Worked on open-metadata datahub tool API automation
Created dynamic and scalable data quality reports on open-metadata platform, leveraging Kubernetes for execution, S3 for storing partitioned data, Glue Catalog for schema retrieval, and QuickSight with Redshift external tables for data visualization
Created an end-to-end pipeline for ingesting Firebase app events, utilizing
BigQuery tables, BigQuery Storage API for efficient data ingestion, storing the data in S3, and building QuickSight dashboards to track and analyze app events and usage over time.
Data Scientist Engineer
Hyke Digital Distribution Platform; Dicetek LLC
Dubai
06.2021 - 04.2023
Handled all aspects for the product from POC phase to Production including tasks like data collection, analysis, modeling, deployment and understanding the “why”s
Designed technical solutions and roadmaps, lead POCs within the team, shared findings and recommendations to upper level management and stakeholders
Worked on generating sales prediction using time-series algorithms like FBProphet, Pycaret ensemble and other boosting algos like LGBM, catboost that resulted in increase of forecast score metric
Developed Hyke Forecasting System (HFS) Pipeline to replace AWS Forecasting legacy code replacing 30 lambda functions, 4 step functions and off office hours manual support to a single automated Airflow DAG hence considerably reducing manual work involved in the process
Increased efficiency of sales level forecasting by understanding variables like sales trend, product to be forecasted and implemented features like pareto classification, safety stock, abc-xyz classification, which helped the system to achieve maximum availability
Worked closely with the Inventory team to understand problems like out of stock forecasting, reduce SLA and incorporated solutions in the System replenishment process to solve these problems
Developed an automated rule and user based solution to resolve legacy problems of allocating stock to an NPI(New Product Introduction) SKU, this helped to remove manual effort from stakeholders during off office hours and increase availability
Built and managed several airflow dags for enhancing and automating inventory ops processes like System Replenishment, NPI Seed Allocation, Marketplace Allocations.

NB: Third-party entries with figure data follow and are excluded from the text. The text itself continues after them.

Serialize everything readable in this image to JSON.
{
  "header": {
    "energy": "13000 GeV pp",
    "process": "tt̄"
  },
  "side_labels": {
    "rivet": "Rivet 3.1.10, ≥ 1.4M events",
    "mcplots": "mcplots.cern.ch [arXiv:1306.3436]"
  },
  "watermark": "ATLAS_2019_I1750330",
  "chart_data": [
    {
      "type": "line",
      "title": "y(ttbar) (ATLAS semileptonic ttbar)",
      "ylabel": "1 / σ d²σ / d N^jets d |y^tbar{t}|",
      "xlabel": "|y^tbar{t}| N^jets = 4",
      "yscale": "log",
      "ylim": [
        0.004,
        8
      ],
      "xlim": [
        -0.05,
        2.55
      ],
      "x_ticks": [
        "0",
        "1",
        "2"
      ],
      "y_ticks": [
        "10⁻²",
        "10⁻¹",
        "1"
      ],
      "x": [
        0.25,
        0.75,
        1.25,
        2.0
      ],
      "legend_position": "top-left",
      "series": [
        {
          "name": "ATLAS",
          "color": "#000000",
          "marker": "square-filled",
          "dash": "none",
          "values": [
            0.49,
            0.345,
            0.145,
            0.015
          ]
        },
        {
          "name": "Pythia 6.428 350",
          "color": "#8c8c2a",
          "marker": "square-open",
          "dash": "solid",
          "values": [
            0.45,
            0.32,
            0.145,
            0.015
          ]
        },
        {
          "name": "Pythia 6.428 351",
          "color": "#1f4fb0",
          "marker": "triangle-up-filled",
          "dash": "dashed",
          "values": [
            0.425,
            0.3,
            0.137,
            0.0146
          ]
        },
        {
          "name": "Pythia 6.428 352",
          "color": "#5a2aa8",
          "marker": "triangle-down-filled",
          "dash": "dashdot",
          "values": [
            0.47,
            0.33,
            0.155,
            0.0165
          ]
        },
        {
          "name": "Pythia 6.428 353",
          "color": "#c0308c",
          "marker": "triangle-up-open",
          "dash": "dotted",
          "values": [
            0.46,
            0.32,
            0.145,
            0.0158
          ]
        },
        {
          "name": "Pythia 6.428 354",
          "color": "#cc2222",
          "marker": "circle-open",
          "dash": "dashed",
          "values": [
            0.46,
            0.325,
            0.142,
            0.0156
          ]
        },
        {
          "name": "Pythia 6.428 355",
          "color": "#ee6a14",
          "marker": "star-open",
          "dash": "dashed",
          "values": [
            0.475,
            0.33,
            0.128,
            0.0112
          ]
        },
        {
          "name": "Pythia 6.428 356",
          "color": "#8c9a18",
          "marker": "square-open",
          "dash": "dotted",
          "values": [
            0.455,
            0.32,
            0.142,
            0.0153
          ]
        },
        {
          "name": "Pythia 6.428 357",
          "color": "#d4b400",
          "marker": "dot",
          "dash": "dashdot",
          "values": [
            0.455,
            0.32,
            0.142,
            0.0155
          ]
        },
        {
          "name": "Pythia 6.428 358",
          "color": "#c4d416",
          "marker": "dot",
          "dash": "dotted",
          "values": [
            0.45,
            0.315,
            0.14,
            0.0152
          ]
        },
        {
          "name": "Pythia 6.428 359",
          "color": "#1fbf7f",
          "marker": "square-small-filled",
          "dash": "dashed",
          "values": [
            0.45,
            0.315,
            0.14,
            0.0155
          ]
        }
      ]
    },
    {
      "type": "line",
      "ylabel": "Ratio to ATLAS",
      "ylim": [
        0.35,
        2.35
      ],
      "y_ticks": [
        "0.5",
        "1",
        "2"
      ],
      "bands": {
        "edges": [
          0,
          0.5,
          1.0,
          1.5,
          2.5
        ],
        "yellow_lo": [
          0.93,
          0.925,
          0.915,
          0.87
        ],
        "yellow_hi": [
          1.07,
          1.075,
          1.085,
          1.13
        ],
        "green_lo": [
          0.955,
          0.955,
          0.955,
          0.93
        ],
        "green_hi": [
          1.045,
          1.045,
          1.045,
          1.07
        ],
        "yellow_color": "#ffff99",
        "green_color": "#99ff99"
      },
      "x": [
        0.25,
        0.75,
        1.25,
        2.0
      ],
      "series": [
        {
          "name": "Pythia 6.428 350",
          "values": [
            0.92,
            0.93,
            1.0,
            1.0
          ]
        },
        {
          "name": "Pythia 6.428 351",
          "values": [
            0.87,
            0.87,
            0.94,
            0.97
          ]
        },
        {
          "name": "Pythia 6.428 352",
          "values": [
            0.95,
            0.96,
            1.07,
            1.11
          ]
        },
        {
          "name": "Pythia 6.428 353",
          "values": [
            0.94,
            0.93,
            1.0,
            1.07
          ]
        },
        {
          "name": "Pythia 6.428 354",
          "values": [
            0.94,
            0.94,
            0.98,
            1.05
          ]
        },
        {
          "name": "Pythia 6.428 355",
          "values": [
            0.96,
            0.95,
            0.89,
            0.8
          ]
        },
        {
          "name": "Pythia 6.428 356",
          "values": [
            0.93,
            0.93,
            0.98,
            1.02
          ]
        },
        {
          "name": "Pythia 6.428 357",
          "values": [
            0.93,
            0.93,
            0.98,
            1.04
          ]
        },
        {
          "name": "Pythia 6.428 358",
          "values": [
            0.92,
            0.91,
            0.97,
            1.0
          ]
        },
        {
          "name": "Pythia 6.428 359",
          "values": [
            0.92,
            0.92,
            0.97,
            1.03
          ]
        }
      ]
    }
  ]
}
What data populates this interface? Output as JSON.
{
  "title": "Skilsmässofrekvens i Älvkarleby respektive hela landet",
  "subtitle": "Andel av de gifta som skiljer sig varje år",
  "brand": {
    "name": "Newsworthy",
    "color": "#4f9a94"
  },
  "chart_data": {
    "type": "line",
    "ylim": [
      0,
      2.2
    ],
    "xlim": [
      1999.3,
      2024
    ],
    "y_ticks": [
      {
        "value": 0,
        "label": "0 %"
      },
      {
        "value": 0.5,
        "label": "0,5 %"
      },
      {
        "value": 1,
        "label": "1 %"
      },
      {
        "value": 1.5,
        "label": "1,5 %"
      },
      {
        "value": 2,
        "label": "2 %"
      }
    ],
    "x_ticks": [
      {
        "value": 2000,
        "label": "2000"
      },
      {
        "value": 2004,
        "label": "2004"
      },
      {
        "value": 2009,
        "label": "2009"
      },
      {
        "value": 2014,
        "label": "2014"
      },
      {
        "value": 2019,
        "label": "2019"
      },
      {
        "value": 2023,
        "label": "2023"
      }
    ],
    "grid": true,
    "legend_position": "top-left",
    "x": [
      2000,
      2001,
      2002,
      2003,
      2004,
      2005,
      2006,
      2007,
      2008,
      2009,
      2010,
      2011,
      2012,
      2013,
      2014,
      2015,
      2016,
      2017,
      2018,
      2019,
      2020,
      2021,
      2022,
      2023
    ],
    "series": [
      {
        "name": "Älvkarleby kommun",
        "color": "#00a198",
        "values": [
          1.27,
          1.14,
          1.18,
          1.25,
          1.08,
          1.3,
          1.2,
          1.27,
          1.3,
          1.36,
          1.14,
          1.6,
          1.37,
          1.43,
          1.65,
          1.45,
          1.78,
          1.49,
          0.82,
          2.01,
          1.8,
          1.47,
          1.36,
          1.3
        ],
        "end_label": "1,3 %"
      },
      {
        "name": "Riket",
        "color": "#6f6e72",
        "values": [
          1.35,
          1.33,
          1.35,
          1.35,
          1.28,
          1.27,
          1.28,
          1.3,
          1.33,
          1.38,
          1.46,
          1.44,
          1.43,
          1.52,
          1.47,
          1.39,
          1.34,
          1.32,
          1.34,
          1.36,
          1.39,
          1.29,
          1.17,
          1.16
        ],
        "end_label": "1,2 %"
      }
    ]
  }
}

Transformed code with rule based automation to reduce chances of errors, hotfixes and manual interventions.
Data Engineer
To The New
02.2019 - 06.2021
Developed 20+ end to end incremental ETL pipelines to ingest data from transactional DB to data warehouse, which involved creating generic NiFi flows for data ingestion to S3, and Lambda + Step Functions to load data to
Redshift in an incremental way which is robust to handle data redundancy, back dated entries and maintain history of updates on data
Created a Service Improvement Program (SIP) to check the health of the data warehouse and aid with data quality checks of ETL flows
Designed code utility library which can be used for various operations performed in Redshift
Designed BI and Fact tables for commercial and inventory reports after applying analytical transformations on data stored at warehouse
Developed a near real-time email parsing solution, which performs ETL operations for use cases like EDI Reporting/Acknowledgement, Shipment and Activation Data Ingestion.